If the alignment of a buffer is the only issue, it can be fixed with something like:

-byte RendBuff[800];
+byte RendBuff[800] __attribute__((aligned (32)));

Unfortunately, it seems most of the issues won't be fixable (at least not easily).

PSG

For example, there's one in psg.cpp that comes from RegisterAY:

   union {
      unsigned char Index[16];
      struct {
         unsigned char TonALo, TonAHi;
         unsigned char TonBLo, TonBHi;
         unsigned char TonCLo, TonCHi;
         unsigned char Noise;
         unsigned char Mixer;
         unsigned char AmplitudeA, AmplitudeB, AmplitudeC;
         unsigned char EnvelopeLo, EnvelopeHi;
         unsigned char EnvType;
         unsigned char PortA;
         unsigned char PortB;
      };  
      struct {
         unsigned short TonA;
         unsigned short TonB;
         unsigned short TonC;
         unsigned char _noise, _mixer, _ampa, _ampb, _ampc;
         unsigned short Envelope;
         unsigned char _envtype, _porta, portb;
      } __attribute__((packed, gcc_struct));
   } RegisterAY;

Accessing Envelope as an unsigned short is, by design, unaligned. We could align it by reordering values or adding an unused char after ampc but this would mess with the register indexes, so all accesses through Index would need to be modified to map the register to a different offset. This is not unfeasible but adds requires some significant refactoring with unknown impact on performances (probably low though, registered are not used that often).

CRTC

More problematic is an issue in crtc.cpp:

byte RendBuff[800];
byte *RendWid, *RendOut;

(...)

   *RendPos = dwVal;

(...)

         dword val = (HorzPos & 0xf0) >> PosShift;

(...)

            RendPos = reinterpret_cast<dword *>(&RendBuff[val]);

Adding some log around the val variable shows that it can take any value (typically 12, then 9 (causing unaligned access), then 6, 5, 3, 2, 2, 1 ...). We cannot just do a few accesses at byte level to align and then continue with dword. I can try to ensure val is always aligned and see what it gives, but it's unlikely to be fine ...
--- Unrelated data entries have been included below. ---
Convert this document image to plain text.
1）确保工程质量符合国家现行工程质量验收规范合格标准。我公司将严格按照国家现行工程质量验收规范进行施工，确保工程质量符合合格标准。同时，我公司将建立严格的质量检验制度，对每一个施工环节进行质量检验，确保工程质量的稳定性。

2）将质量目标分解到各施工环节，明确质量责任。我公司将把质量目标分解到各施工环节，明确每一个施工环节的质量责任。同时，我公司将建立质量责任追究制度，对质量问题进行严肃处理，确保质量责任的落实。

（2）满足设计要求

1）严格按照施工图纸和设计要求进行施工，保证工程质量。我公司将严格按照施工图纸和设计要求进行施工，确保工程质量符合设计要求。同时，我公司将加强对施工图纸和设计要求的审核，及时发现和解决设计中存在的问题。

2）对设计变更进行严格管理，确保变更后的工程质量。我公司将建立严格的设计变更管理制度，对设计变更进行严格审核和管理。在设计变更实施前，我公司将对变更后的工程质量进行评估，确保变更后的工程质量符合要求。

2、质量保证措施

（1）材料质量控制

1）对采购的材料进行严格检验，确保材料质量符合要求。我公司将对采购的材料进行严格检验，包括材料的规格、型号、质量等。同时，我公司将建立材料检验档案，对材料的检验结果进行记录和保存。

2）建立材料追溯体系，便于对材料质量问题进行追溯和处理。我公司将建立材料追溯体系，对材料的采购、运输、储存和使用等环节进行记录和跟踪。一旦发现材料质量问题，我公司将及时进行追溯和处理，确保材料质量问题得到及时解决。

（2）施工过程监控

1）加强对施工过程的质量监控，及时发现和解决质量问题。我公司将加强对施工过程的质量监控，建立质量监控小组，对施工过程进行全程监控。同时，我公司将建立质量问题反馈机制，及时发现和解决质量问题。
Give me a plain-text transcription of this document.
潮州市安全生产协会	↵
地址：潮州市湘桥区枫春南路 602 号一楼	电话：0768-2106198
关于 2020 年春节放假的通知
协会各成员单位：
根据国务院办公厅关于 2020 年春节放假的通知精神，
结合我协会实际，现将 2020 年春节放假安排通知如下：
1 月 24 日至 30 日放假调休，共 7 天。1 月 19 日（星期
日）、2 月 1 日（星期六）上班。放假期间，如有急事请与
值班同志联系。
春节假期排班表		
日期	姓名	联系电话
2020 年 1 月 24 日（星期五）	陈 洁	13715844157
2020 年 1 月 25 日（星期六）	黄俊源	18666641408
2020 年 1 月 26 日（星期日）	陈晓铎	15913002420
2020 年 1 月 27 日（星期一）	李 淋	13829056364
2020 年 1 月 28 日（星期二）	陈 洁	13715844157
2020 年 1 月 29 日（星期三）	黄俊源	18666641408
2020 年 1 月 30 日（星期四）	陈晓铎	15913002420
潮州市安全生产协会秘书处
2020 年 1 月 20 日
ColinPitrat commented 3 years ago

OK, I gave a try at it on the aligned branch. It seems the situation is not as bad as I initially thought.

You can try it with the following:

git checkout aligned
make
./cap32

If it doesn't work, you can retry the make clean && make debug ; ./cap32 -v

connorwit commented 3 years ago

Preliminary result is that cap32 starts up without a bus error. When scr_style=1 i get a black screen with white fps and % readings in the upper left, if i set scr_style=8 i get a red screen with white ftp an % writings. It is very slow and didn't reach a visible CPC tartup screen. Also when i close cap32 i get a bus error, but i guess thats negligable for now. I have to analyze it a bit, maybe my OpenGL deactivation didn't work properly.

ColinPitrat commented 3 years ago

Ah, I didn't realize sparc64 was big endian! It's not surprising that it fails. Caprice32 assumes little endianness in many places.

You can try:

git pull
make unit_test
./test_runner --gtest_filter=CrtcTest.NewDtCombinedAccess

I'd expect this new CrtcTest.NewDtCombinedAccess to fail because of the endianness. I'll look into the extent of things that would need to be fixed to work on a big endian architecture.

ColinPitrat commented 3 years ago

I fixed the obvious places where little endianness is assumed. I would be surprised if it's enough to work, but let me know at least if the unit tests pass.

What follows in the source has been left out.